Pois é. Tinha perante os meus olhos o Atlas Linguístico da Seavra Interior realizado por Fritz Krüger entre 1921 e 1922, atualizado e introduzido magistralmente por um dos melhores filólogos contemporâneos, Juan Carlos González Ferrero, pessoa séria quando se trata de elaborar estudos filológicos e nomeadamente dialetais, e publicado pelo Instituto de Estudios Zamoranos Florián Ocampo (ainda bem que o dinheiro público é bem investido).

A introdução explica qual foi o percurso do atlas e permite ao leitor perceber a importância deste trabalho. A partir daí, os quadros indicam quais as recolhas do Krüger na Seavra e na Carvalheda da província espanhola de Samora.

Foi um empenho pessoal do Juan Carlos González Ferrero trazer ao leitor atual a imensa obra do Krüger, que tão magistralmente estudou os falares do norocidente de Samora. Eu próprio também utilizei profusamente os materiais recompilados por Krüger para o meu estudo monográfico El habla de Sanabria (Romania Minor, 2011), porque infelizmente o estado atual dos falares asturo-leoneses daquela área é de pratica extinção.
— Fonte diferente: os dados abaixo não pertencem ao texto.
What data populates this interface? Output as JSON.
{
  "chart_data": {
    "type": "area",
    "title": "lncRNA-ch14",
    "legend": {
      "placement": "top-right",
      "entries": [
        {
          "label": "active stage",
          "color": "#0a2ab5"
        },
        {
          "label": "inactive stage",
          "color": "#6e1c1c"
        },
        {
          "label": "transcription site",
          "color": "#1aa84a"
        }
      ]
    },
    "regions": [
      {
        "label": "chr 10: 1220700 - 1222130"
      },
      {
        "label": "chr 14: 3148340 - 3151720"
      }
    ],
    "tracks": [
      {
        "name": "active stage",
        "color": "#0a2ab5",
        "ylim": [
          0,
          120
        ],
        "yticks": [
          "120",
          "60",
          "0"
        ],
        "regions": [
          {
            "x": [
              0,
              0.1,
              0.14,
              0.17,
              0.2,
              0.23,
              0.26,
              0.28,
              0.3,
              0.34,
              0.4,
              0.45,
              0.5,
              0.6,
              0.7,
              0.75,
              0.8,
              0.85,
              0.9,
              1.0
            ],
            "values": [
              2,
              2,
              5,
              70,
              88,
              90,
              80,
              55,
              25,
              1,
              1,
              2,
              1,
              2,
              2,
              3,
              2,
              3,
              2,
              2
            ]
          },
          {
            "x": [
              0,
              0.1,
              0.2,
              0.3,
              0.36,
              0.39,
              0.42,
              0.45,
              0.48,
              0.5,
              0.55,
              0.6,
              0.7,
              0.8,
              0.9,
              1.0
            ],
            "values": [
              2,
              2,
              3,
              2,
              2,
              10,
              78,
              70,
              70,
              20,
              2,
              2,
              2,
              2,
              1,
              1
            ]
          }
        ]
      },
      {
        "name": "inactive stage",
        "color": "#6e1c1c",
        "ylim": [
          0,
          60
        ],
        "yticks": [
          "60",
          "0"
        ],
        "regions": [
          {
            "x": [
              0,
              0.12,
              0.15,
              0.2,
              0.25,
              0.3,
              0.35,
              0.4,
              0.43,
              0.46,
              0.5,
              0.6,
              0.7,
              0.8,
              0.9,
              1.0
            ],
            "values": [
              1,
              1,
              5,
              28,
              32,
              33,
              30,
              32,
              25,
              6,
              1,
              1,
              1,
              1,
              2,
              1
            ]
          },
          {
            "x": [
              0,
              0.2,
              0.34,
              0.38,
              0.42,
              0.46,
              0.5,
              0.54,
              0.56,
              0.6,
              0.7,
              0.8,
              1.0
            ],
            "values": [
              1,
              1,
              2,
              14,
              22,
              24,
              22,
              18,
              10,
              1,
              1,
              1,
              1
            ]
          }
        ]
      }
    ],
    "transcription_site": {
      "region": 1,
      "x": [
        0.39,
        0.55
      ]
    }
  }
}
E esta é a parte que, se calhar, me causa mais pena. Quando eu percorri a Seavra samorana para a recolha de materiais para o meu estudo, ainda durante o tempo de elaboração da minha tese de doutoramento (por volta de 1990-91), já os falares asturo-leoneses não se podiam escutar. Tive que pedir aos idosos que lembrassem como falavam antes, o qual é sempre complicado porque o dialeto é um síntoma -para eles- de antigos tempos que preferem amiúde esquecer. Portanto, o atlas do Krüger oferece uma visão exata e objectiva desse passado linguístico perdido (o livro conta inclusive com ótimas fotografias feitas pelo próprio Krüger).

Fica portanto um excelente trabalho científico pelo qual cumpre parabenizar o Juan Carlos González Ferrero, mas ao mesmo tempo também uma saudade daqueles falares perdidos, mas não esquecidos, cujo interesse é hoje maior do que era há um século.